Emily Kotay, a scholarship adviser at the Office of Nationally Competitive Scholarships, said Fulbright Week is meant to “promote the various … programs for students and faculty to go abroad to study [and] conduct research.”
Kotay said the ONCS wants the UA community to be aware of the opportunities available through the Fulbright Scholar Program.
The ONCS monitors the application process for the U.S. Student Programs at the UA, Kotay said.
“The campus deadline will be next fall,” she added. “However, if students are interested in applying, they should get started this semester working on their applications.”

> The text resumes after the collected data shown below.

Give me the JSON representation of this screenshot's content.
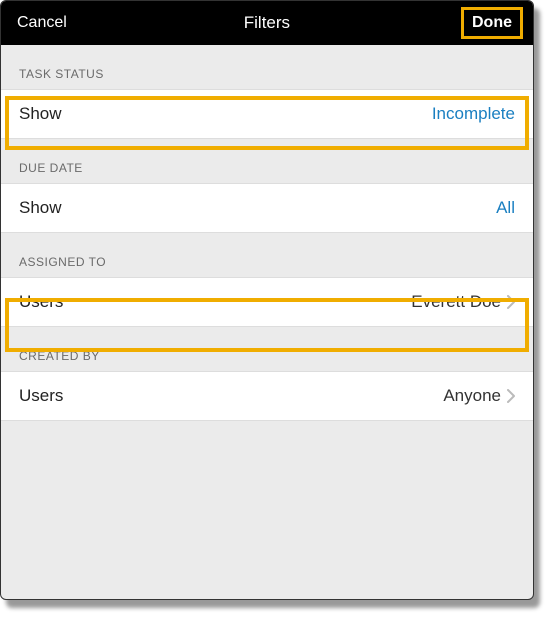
{
  "header": {
    "cancel_label": "Cancel",
    "title": "Filters",
    "done_label": "Done"
  },
  "sections": {
    "task_status": {
      "header": "TASK STATUS",
      "label": "Show",
      "value": "Incomplete"
    },
    "due_date": {
      "header": "DUE DATE",
      "label": "Show",
      "value": "All"
    },
    "assigned_to": {
      "header": "ASSIGNED TO",
      "label": "Users",
      "value": "Everett Doe"
    },
    "created_by": {
      "header": "CREATED BY",
      "label": "Users",
      "value": "Anyone"
    }
  }
}
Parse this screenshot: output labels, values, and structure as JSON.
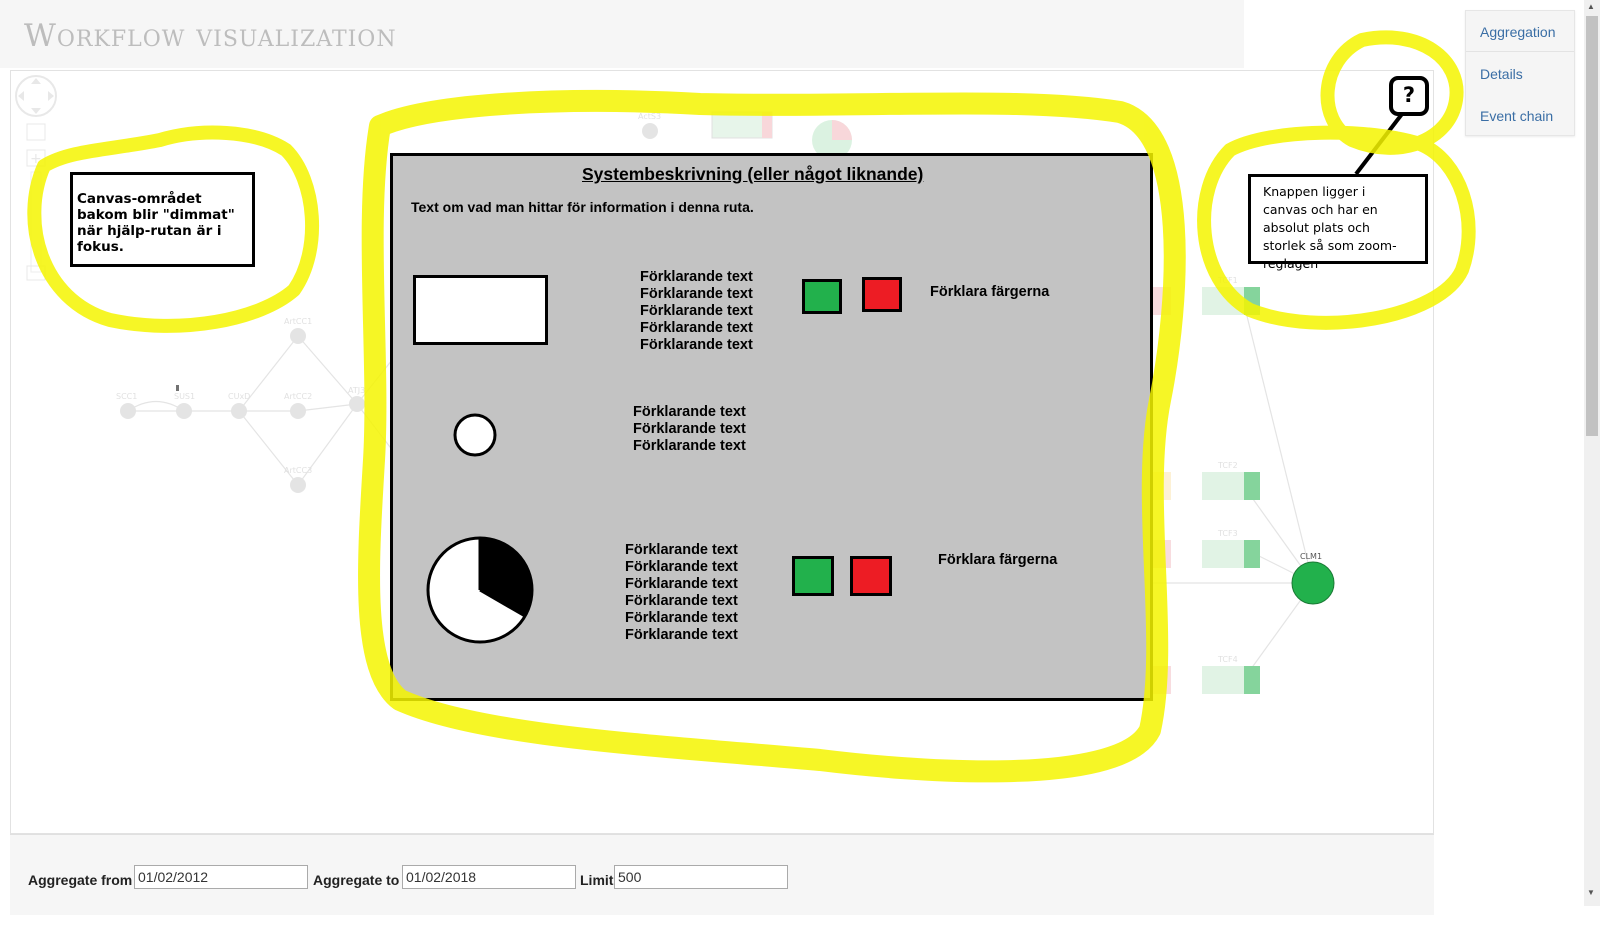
{
  "header": {
    "title": "Workflow visualization"
  },
  "right_nav": {
    "items": [
      "Aggregation",
      "Details",
      "Event chain"
    ]
  },
  "graph": {
    "nodes": [
      "SCC1",
      "SUS1",
      "CUxD",
      "ArtCC1",
      "ArtCC2",
      "ArtCC3",
      "ATJ3",
      "ActS3",
      "TCF1",
      "TCF2",
      "TCF3",
      "TCF4",
      "CLM1"
    ]
  },
  "annotations": {
    "dim_note": "Canvas-området bakom blir \"dimmat\" när hjälp-rutan är i fokus.",
    "button_note": "Knappen ligger i canvas och har en absolut plats och storlek så som zoom-reglagen",
    "help_button": "?"
  },
  "help_panel": {
    "title": "Systembeskrivning (eller något liknande)",
    "intro": "Text om vad man hittar för information i denna ruta.",
    "rect_lines": [
      "Förklarande text",
      "Förklarande text",
      "Förklarande text",
      "Förklarande text",
      "Förklarande text"
    ],
    "circle_lines": [
      "Förklarande text",
      "Förklarande text",
      "Förklarande text"
    ],
    "pie_lines": [
      "Förklarande text",
      "Förklarande text",
      "Förklarande text",
      "Förklarande text",
      "Förklarande text",
      "Förklarande text"
    ],
    "color_label_1": "Förklara färgerna",
    "color_label_2": "Förklara färgerna"
  },
  "aggregation": {
    "from_label": "Aggregate from",
    "from_value": "01/02/2012",
    "to_label": "Aggregate to",
    "to_value": "01/02/2018",
    "limit_label": "Limit",
    "limit_value": "500"
  },
  "colors": {
    "green": "#22b14c",
    "red": "#ed1c24",
    "highlight": "#f5f500",
    "panel": "#c3c3c3"
  }
}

Last year, the UA’s Fulbright program received 45 applications with 10 awardees; only nine accepted the award and are currently abroad, Kotay said. She added that UA students tend to gravitate to countries in Latin America, but western Europe is one of the most popular and competitive places to go to.

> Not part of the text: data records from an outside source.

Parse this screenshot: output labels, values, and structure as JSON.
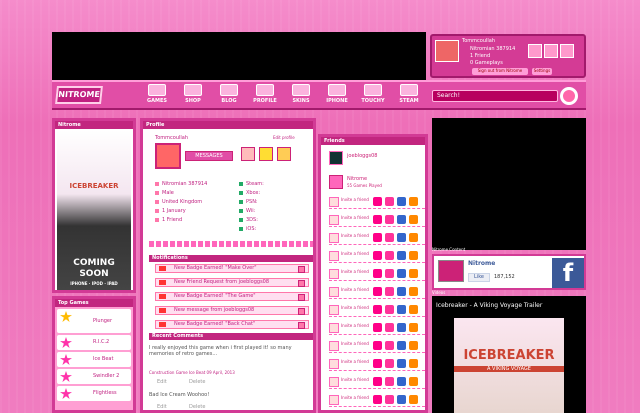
{
  "user": {
    "name": "Tommcoullah",
    "nitromian": "Nitromian 387914",
    "friends": "1 Friend",
    "gameplays": "0 Gameplays",
    "sign_out": "Sign out from Nitrome",
    "settings": "Settings"
  },
  "nav": {
    "logo": "NITROME",
    "items": [
      "GAMES",
      "SHOP",
      "BLOG",
      "PROFILE",
      "SKINS",
      "IPHONE",
      "TOUCHY",
      "STEAM"
    ],
    "search_placeholder": "Search!"
  },
  "left": {
    "header": "Nitrome",
    "game": "ICEBREAKER",
    "coming": "COMING",
    "soon": "SOON",
    "platforms": "IPHONE · IPOD · IPAD"
  },
  "topgames": {
    "header": "Top Games",
    "items": [
      "Plunger",
      "R.I.C.2",
      "Ice Beat",
      "Swindler 2",
      "Flightless"
    ]
  },
  "profile": {
    "header": "Profile",
    "username": "Tommcoullah",
    "edit": "Edit profile",
    "messages": "MESSAGES",
    "rows": [
      "Nitromian 387914",
      "Male",
      "United Kingdom",
      "1 January",
      "1 Friend"
    ],
    "stats": [
      "Steam:",
      "Xbox:",
      "PSN:",
      "Wii:",
      "3DS:",
      "iOS:"
    ]
  },
  "notifications": {
    "header": "Notifications",
    "items": [
      "New Badge Earned! \"Make Over\"",
      "New Friend Request from joebloggs08",
      "New Badge Earned! \"The Game\"",
      "New message from joebloggs08",
      "New Badge Earned! \"Back Chat\""
    ]
  },
  "comments": {
    "header": "Recent Comments",
    "text1": "I really enjoyed this game when i first played it! so many memories of retro games...",
    "meta1": "Construction Game   Ice Beat   09 April, 2013",
    "edit": "Edit",
    "delete": "Delete",
    "text2": "Bad Ice Cream Woohoo!"
  },
  "friends": {
    "header": "Friends",
    "f1": "joebloggs08",
    "f2": "Nitrome",
    "f2sub": "55 Games Played",
    "empty": "Invite a friend"
  },
  "right": {
    "header1": "Nitrome Content",
    "fb_name": "Nitrome",
    "fb_like": "Like",
    "fb_count": "187,152",
    "videos_header": "Videos",
    "video_title": "Icebreaker - A Viking Voyage Trailer",
    "video_logo": "ICEBREAKER",
    "video_sub": "A VIKING VOYAGE"
  }
}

James Worthington, a geology graduate student, was one of the students awarded with a Fulbright fellowship this year. Worthington is currently in Freiburg, Germany, working with a research group that he’s been collaborating with for the past few years.

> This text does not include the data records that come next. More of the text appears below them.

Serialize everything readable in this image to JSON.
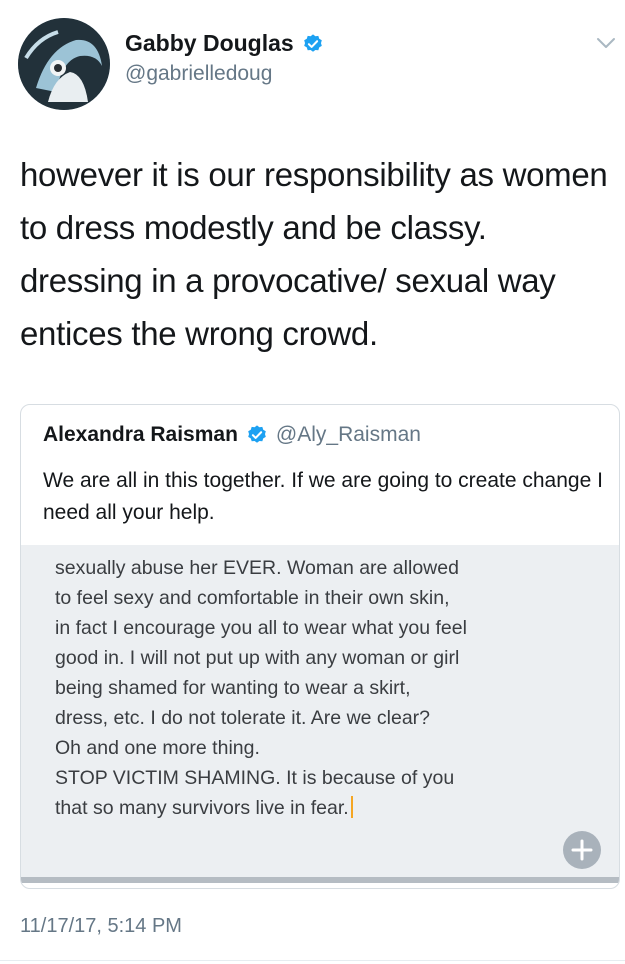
{
  "author": {
    "display_name": "Gabby Douglas",
    "handle": "@gabrielledoug",
    "verified": true,
    "avatar_icon": "profile-avatar"
  },
  "tweet": {
    "text": "however it is our responsibility as women to dress modestly and be classy. dressing in a provocative/ sexual way entices the wrong crowd.",
    "timestamp": "11/17/17, 5:14 PM"
  },
  "quoted_tweet": {
    "display_name": "Alexandra Raisman",
    "handle": "@Aly_Raisman",
    "verified": true,
    "text": "We are all in this together. If we are going to create change I need all your help.",
    "image_text": "sexually abuse her EVER. Woman are allowed\nto feel sexy and comfortable in their own skin,\nin fact I encourage you all to wear what you feel\ngood in. I will not put up with any woman or girl\nbeing shamed for wanting to wear a skirt,\ndress, etc. I do not tolerate it. Are we clear?\nOh and one more thing.\nSTOP VICTIM SHAMING. It is because of you\nthat so many survivors live in fear."
  },
  "colors": {
    "verified_blue": "#1da1f2",
    "secondary_text": "#657786",
    "cursor": "#f5a623",
    "plus_button": "#a9b2bb"
  },
  "icons": {
    "verified": "verified-badge-icon",
    "caret": "chevron-down-icon",
    "plus": "plus-icon"
  }
}
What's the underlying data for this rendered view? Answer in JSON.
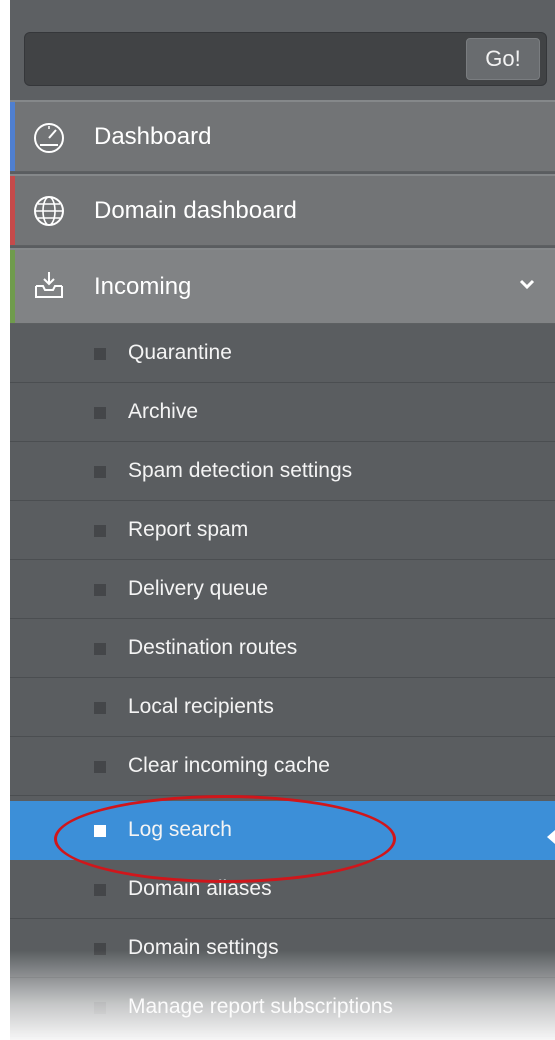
{
  "search": {
    "placeholder": "",
    "value": "",
    "go_label": "Go!"
  },
  "nav": {
    "dashboard": {
      "label": "Dashboard",
      "icon": "gauge-icon",
      "accent": "#4f7fd0"
    },
    "domain_dashboard": {
      "label": "Domain dashboard",
      "icon": "globe-icon",
      "accent": "#c54a4a"
    },
    "incoming": {
      "label": "Incoming",
      "icon": "inbox-download-icon",
      "accent": "#6f9b4c",
      "expanded": true
    }
  },
  "incoming_items": [
    {
      "label": "Quarantine",
      "selected": false
    },
    {
      "label": "Archive",
      "selected": false
    },
    {
      "label": "Spam detection settings",
      "selected": false
    },
    {
      "label": "Report spam",
      "selected": false
    },
    {
      "label": "Delivery queue",
      "selected": false
    },
    {
      "label": "Destination routes",
      "selected": false
    },
    {
      "label": "Local recipients",
      "selected": false
    },
    {
      "label": "Clear incoming cache",
      "selected": false
    },
    {
      "label": "Log search",
      "selected": true
    },
    {
      "label": "Domain aliases",
      "selected": false
    },
    {
      "label": "Domain settings",
      "selected": false
    },
    {
      "label": "Manage report subscriptions",
      "selected": false
    }
  ],
  "colors": {
    "selected": "#3c8fd8",
    "highlight_circle": "#d0161b"
  }
}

“I’m working in a lab conducting radiometric dating … of rock samples that I collected in the field to constrain the timing and rates of tectonic processes that formed the Pamir Mountains in Tajikistan,” Worthington said.
The Fulbright program offers students the opportunity to do either an English Teaching Assistantship or a study/research grant and also brings international students and faculty to the UA, Kotay said.
Worthington explained that the application process required many steps to be completed, and he stated, “Kotay was a huge help with all of this at every step along the way — I wouldn’t be here without her.”
Additionally, Worthington had the opportunity to visit the Czech Republic, Poland and France. He is planning to take part in a geology research field trip to Croatia and Bosnia in the near future.
“Traveling and seeing new places has probably slowed my research down a bit, but it’s a once-in-a-lifetime opportunity and totally worth it,” he said.
In May 2016, Worthington plans on finishing his doctorate degree once he returns from Germany. He described his plans as “work hard, play hard; explore, meet lots of people and learn.”
Worthington added that “traveling is a temporary and transient phenomenon” where you partly assimilate into a culture, helping to “reevaluate the culture you come from with a fresh perspective.”
The Fulbright Week program is set to hold an information session at the Slonaker House today from 2-3 p.m.